Should I Pay Off Debt First Or Start Investing?

Fund-Matters | October 30, 2021 | Credit Cards, Debt Mangement, Financial Planning, Home Loan, Investing, Investment, Investments, Investor, Loans, | 0 Comments

Does it make sense to start or to continue with your investments instead of focusing on debt repayment? should one press the pause button on investing when having debt?

Well, this could be a fiercely debated topic but one needs to do some math before making a decision. This is because everyone has a different financial situation, income source, and financial needs.

Being in debt is surely no fun. Even a small loan amount could be an anxiety factor for one who can’t able to focus on saving and investing. Having no debt/loan can make your life much easier to plan for savings and investments. A journey towards successful investing becomes ‘Lighter’ when one has no or less debt burden.

Now, how do decide which road to take first? is there any process that can help in decision making? Yes, the following are 3 easy steps to help you to do the math:

 

1. Find out your loans with high-interest rate

 

Listing down your various loans with their interest rate and then finding a loan or loans having a high-interest rate, should be the first step.

 

 2. Prioritize payment of debts

 

If you have debt like a credit card which probably carrying the highest annual percentage rates (APR) then it makes sense to prioritize your debt pay off over investments. The reason here is- you will hardly be able to see an average return on your investment and also on average over a long period of time. Even in a bull or growing market, you would still be on the losing side as the real rate of return will be negative.
While if you have a loan with an interest rate of lower than 5% it could be manageable to start investing some savings instead of exclusively focusing on debt repayment.

 

3. Pay off the loan(s) with the highest interest rate

 

paying off high-interest loans should be the first priority, Sketch out a smart debt-repayment strategy, stick to it and in no time you can be free of bad debts. You can start by getting into a written budget before the month begins. See how much you can afford to pay. If possible, get your income up and if needed sell off things that you don’t really need.
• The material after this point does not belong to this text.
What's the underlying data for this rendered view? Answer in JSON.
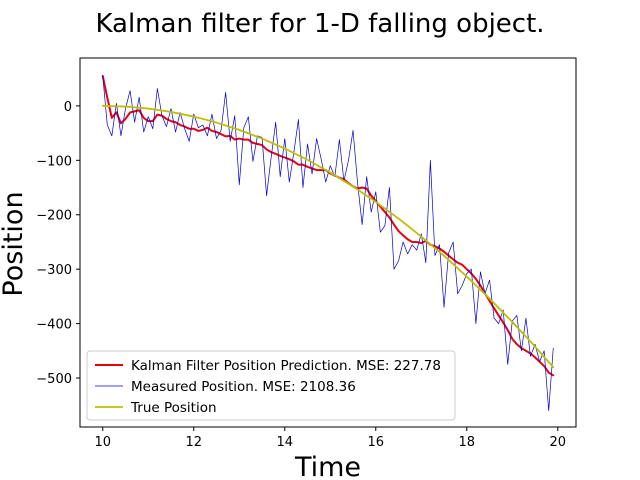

Not everyone has a debt burden, but those who are under this burden should need to apply a disciplined approach. Remember, repayment of debt has very little to do with money and much to do with the perspective.
Hence, embrace some good financial habits like saving more, altering spending habits, understanding the difference between a good loan and a bad loangood financial habits

One more point to note here is that debt burden can be reduced byways like debt consolidation, refinancing options, etc. Further, many experts say,’ you should have enough in an emergency fund and have no interest debt, before starting investments.

 

 

At ‘Fund-Matters’, we  always recommend this- Instead of messing up finances by panicking, debt should be deal with a disciplined approach.